Die kirchliche Soziallehre gilt theologisch als ein Fach der pastoralen Wissenschaften, greift aber in ihrem Anspruch über die eigentlich theologisch-kirchlichen Fragestellungen hinaus.
Die Patronin aller christlichen sozialen Werke ist die heilige Witwe Louise de Marillac [1].
Inhaltsverzeichnis
Begriff
Die dem Gemeinwohl der Menschen (als cives utriusque civitatis, GS Nr. 43) verpflichtete moderne Soziallehre der Kirche für Staat und Gesellschaft hat seit der ersten Sozial-Enzyklika Rerum novarum des Papstes Leo XIII. (1891) eine stetig weitere Ausgestaltung gefunden. Das kirchliche Lehramt schlägt die Positionen seiner Soziallehre der Öffentlichkeit zur Annahme vor, trifft in diesem Bereich aber keine Entscheidungen mit verpflichtendem Definitionscharakter.Die Kirche vertrat schon immer den Anspruch, auch in den öffentlichen Fragen des Zusammenlebens der Menschen und ihrer bürgerlichen Beziehungen "mitzureden" (vgl. Gaudium et spes). Jedoch erst durch die großen Umwälzungen des 19. Jahrhunderts (industrielle Revolution, "Verstädterung", technischer Fortschritt) wurde es erforderlich, die neuen Fragestellungen im Licht des Evangeliums zu beantworten. Bahnbrechend wurde hierfür die Enzyklika Rerum novarum. Seither argumentiert die christliche Gesellschaftslehre auf der Grundlage des vernunftgemäßen Ordnungsdenkens und des allgemeinen Rechtsgedankens ("Naturrecht"). Sie ist also bemüht, ihre Vorschläge auch ohne direkten Rückgriff auf theologische Voraussetzungen zu kommunizieren.

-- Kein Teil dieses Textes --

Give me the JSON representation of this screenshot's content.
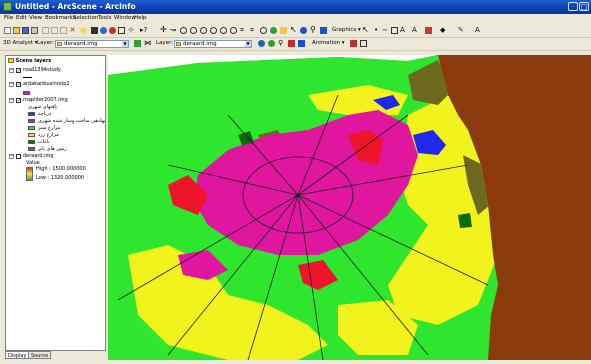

Die aus der Perspektive christlicher Gesellschaftslehre entwickelte kirchliche Soziallehre beansprucht keine alleinige Kompetenz zur Lösung sämtlicher gesellschaftlicher und kultureller Problemstellungen (so bekräftigt u.a. von Papst Paul VI. in Octogesima adveniens, 1971). Sie geht aber von den tatsächlichen Sachfragen aus -- und gelangt so, unter selbstkritischer Weiterentwicklung ihrer Prinzipien (insb. Personalität, Subsidiarität, Solidarität) zu Konzepten, die auch außerhalb des konfessionellen Kontextes zunehmend Beachtung finden. Das gilt insbesondere für die jüngste Zeit, angesichts der deutlich abnehmenden Überzeugungskraft politischer Ideologien, einschließlich der "Ideologie des Marktes".
Der immer wichtiger werdende Gedanke eines Weltgemeinwohls findet sich vorgezeichnet in der Enzyklika Mater et magistra (1961), im Konzil ausgedrückt z.B. in GS Nr. 26 (bonum commune totius familiae humanae) und ausführlich konzipiert in Populorum progressio (1967).
Grundprinzipien
In der klassischen Soziallehre gibt es drei Grundprinzipien, die maßgebliche Richtschnur für gesellschaftliches Handeln sind.
- Die Solidarität fordert ein gemeinschaftliches Handeln aller. Sie besagt, dass eine gerechte Gesellschaftsordnung jedem Menschen eine Erfüllung der Grundbedürfnisse gewährleisten muss. So hat die Gesellschaft beispielsweise die Verpflichtung, für das Auskommen von Arbeitsunfähigen zu sorgen. Solidarität fordert aber auch, dass dem Privateigentum eine Funktion der Ordnung zum Gemeinwohl hin zukommt.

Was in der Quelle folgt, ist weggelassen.